Oxy Acetylene Welding - Characteristics, Process and Equipment

Oxy Acetylene Welding - Characteristics, Process and Equipment

Oxyacetylene welding:- Oxy-fuel welding (commonly called oxyacetylene welding, oxy welding, or gas welding) and oxy-fuel cutting are processes that use fuel gases and oxygen to weld and cut metals, respectively. Pure oxygen, instead of air (20% oxygen/ 80% nitrogen), is used to increase the flame temperature to allow localized melting of the workpiece material (e.g. steel) in a room environment. A common propane/oxygen flame burns at about 3,5000-degree centigrade. In oxy-fuel welding, a welding torch is used to weld metals. Welding metal results when two pieces are heated to a temperature that produces a shared pool of molten metal. The molten pool is generally supplied with additional metal called a filler. Filler material depends upon the metals to be welded.

  • Welding Equipment:-
  • Regulator:- The regulator is used to controlling pressure from the tanks to the required pressure in the hose. The flow rate is then adjusted by the operator using needle valves on the torch. Accurate flow control with a needle valve relies on a constant inlet pressure.
  • Gas hoses:- The hoses are specifically designed for welding and cutting. The hose is usually a double hose design, meaning 'that there are two hoses joint together'. These hoses are color-coded for visual identification and their threaded connectors are handed to avoid accidental connection, oxygen is right-handed as normal, fuel gases use a left-handed thread. These left-handed threads also have an identifying groove cut into their nuts.
  • Nonreturn valve:- Between the regulator and hose, and ideally between hose and torch on both oxygen and fuel lines, a flashback arrester and/ or nonreturn valve (check valve) should be installed to prevent flame or oxygen fuel mixture from being pushed back into either cylinder and damaging the equipment or making a cylinder explode. 
  • Check valve:-  A check valve lets gas flow in one direction only. Not to be confused with a flashback arrestor, a check valve is not designed to block a shock wave. The pressure wave could occur while the ball is so far from the inlet that the pressure wave gets past before the ball reaches its off position. A check valve is usually a chamber containing a ball that is pressed against one end by a spring's gas flow one way pushed the ball out of the way, and no flow or flow the other way lets the spring push the ball into the inlet, blocking it.
  • Arches:- The torch is the part that the welder holds and manipulates to make the weld. It has a connection and valve for the fuel gas and a connection and valve for the oxygen, a handle for the welder to grasp, a mixing chamber (set at an angle) where the fuel gas and oxygen mix, with a tip where the flame forms.
  • Welding torch:- A welding torch head is used to weld metals.

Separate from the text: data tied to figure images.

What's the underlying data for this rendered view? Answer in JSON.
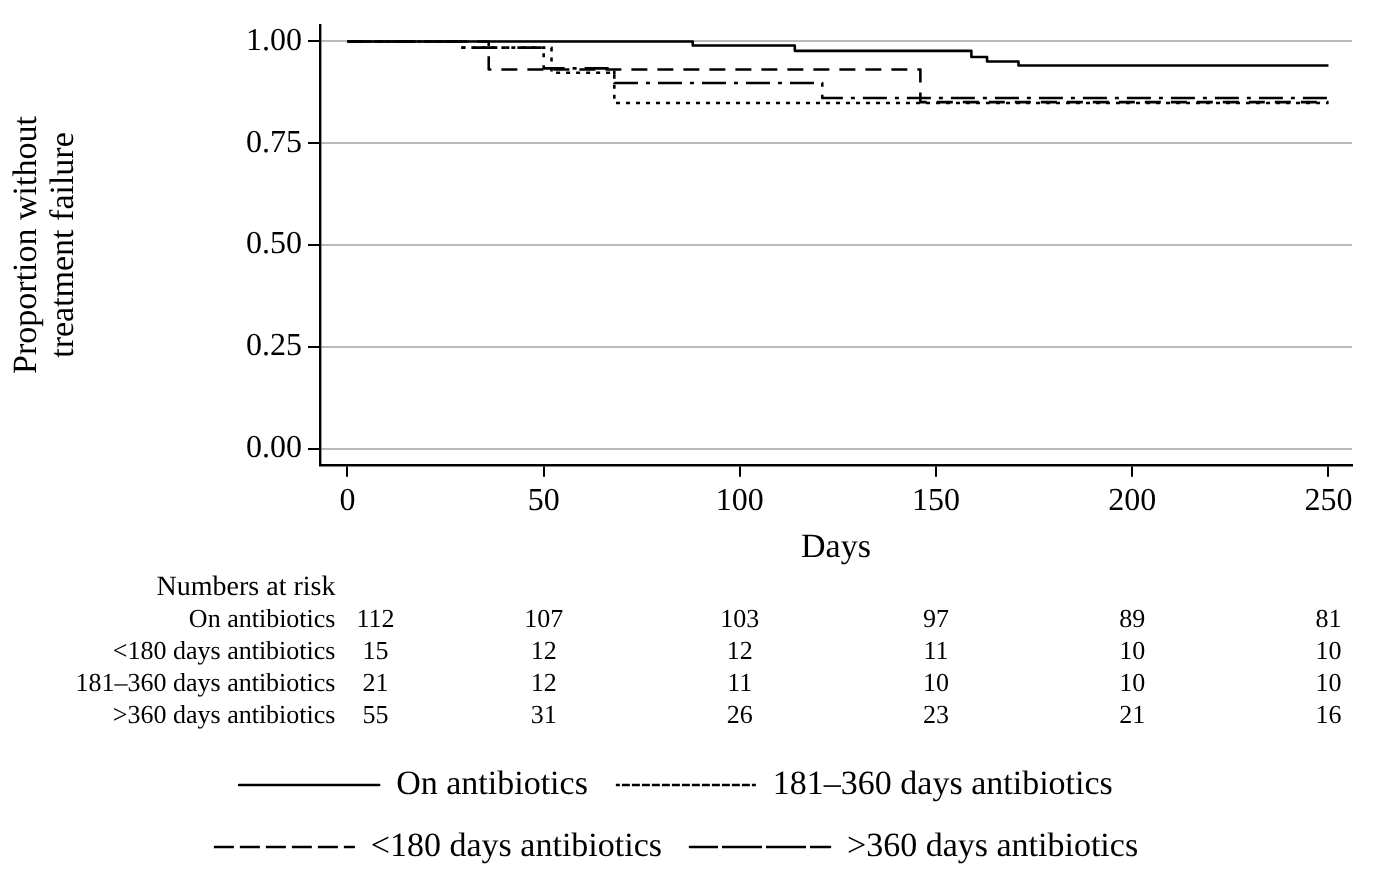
{
  "chart_data": {
    "type": "step",
    "xlabel": "Days",
    "ylabel": "Proportion without\ntreatment failure",
    "xlim": [
      -7,
      256
    ],
    "xticks": [
      0,
      50,
      100,
      150,
      200,
      250
    ],
    "ylim": [
      -0.04,
      1.04
    ],
    "yticks": [
      {
        "value": 0,
        "label": "0.00"
      },
      {
        "value": 0.25,
        "label": "0.25"
      },
      {
        "value": 0.5,
        "label": "0.50"
      },
      {
        "value": 0.75,
        "label": "0.75"
      },
      {
        "value": 1,
        "label": "1.00"
      }
    ],
    "grid": "y",
    "legend": "bottom",
    "marker": "none",
    "series": [
      {
        "name": "On antibiotics",
        "color": "#000000",
        "line_style": "solid",
        "x": [
          0,
          88,
          114,
          159,
          163,
          171,
          250
        ],
        "values": [
          1,
          0.99,
          0.977,
          0.962,
          0.951,
          0.941,
          0.941
        ]
      },
      {
        "name": "181–360 days antibiotics",
        "color": "#000000",
        "line_style": "dotted",
        "x": [
          0,
          29,
          52,
          68,
          250
        ],
        "values": [
          1,
          0.985,
          0.923,
          0.849,
          0.849
        ]
      },
      {
        "name": "<180 days antibiotics",
        "color": "#000000",
        "line_style": "dashed",
        "x": [
          0,
          36,
          146,
          250
        ],
        "values": [
          1,
          0.931,
          0.851,
          0.851
        ]
      },
      {
        "name": ">360 days antibiotics",
        "color": "#000000",
        "line_style": "dashdot",
        "x": [
          0,
          29,
          50,
          68,
          121,
          250
        ],
        "values": [
          1,
          0.985,
          0.934,
          0.898,
          0.861,
          0.861
        ]
      }
    ],
    "annotations": [
      "Numbers at risk",
      "On antibiotics",
      "112",
      "107",
      "103",
      "97",
      "89",
      "81",
      "<180 days antibiotics",
      "15",
      "12",
      "12",
      "11",
      "10",
      "10",
      "181–360 days antibiotics",
      "21",
      "12",
      "11",
      "10",
      "10",
      "10",
      ">360 days antibiotics",
      "55",
      "31",
      "26",
      "23",
      "21",
      "16"
    ]
  }
}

It can be identified by having only one or two pipes running to the nozzle and no oxygen blast trigger and two valve knobs at the bottom of the handle letting the operator adjust the oxygen flow and fuel flow.
  • Cutting torch:- A cutting torch head is used to cut materials. It is similar to a welding torch but can be identified by the oxygen blowout trigger or lever.
  • Rose-bud torch:- A rosebud torch is used to heat metals for bending, straightening, etc. where a large area needs to be heated. It is called as such because the flame at the end looks like arose bud. A welding torch can also be used to heat small areas such as rusted nuts and bolts.
  • Injector torch:- A typical oxy-fuel torch, called an equal pressure torch, merely mixes the two gases. In an injector torch, high-pressure oxygen comes out of a small nozzle inside the torch head so that it drags the fuel gas along with it, via venturi effects. In oxyacetylene welding, the flame is the most important tool. All the welding equipment simply serves to maintain and control the flame. The correct type of flame is essential for the production of satisfactory welds. The flame must be of the proper size, shape, and condition to operate with maximum efficiency.
  • Neutral flame:- The neutral flame is the primary flame used by gas welder. A figural flame has two zones, a hotter lighter inner zone, and a cooler, darker outer zone. In a neutral flame, all of the fuel gas is being burned in the process, resulting in a clean flame. The welder uses the tip of the inner flame zone to heat the parts to be welded, as this is the hottest part of the flame.  

  • Carburizing flame:- If the oxygen is reduced, a carburizing flame is created from a neutral flame. In this case, not all of the fuel gas is being burned by the flame. A carbonizing flame has three zones and is cooler than a neutral flame because the excess carbon acts as an insulator. Carbonizing flames deposit soot on the workpiece that has to be cleaned when the part is cooled, but the addition of carbon to the metal is desirable in some iron and steel welding applications.

  • Oxidizing flame:- An oxidizing flame is caused by increasing the oxygen from a neutral flame. Because of the excess oxygen, this flame is hotter than neutral or carbonizing flames. Welders generally do not use an oxidizing flame, because it can increase the oxides in the base material. However, an oxidizing flame is used for bronze and brass work.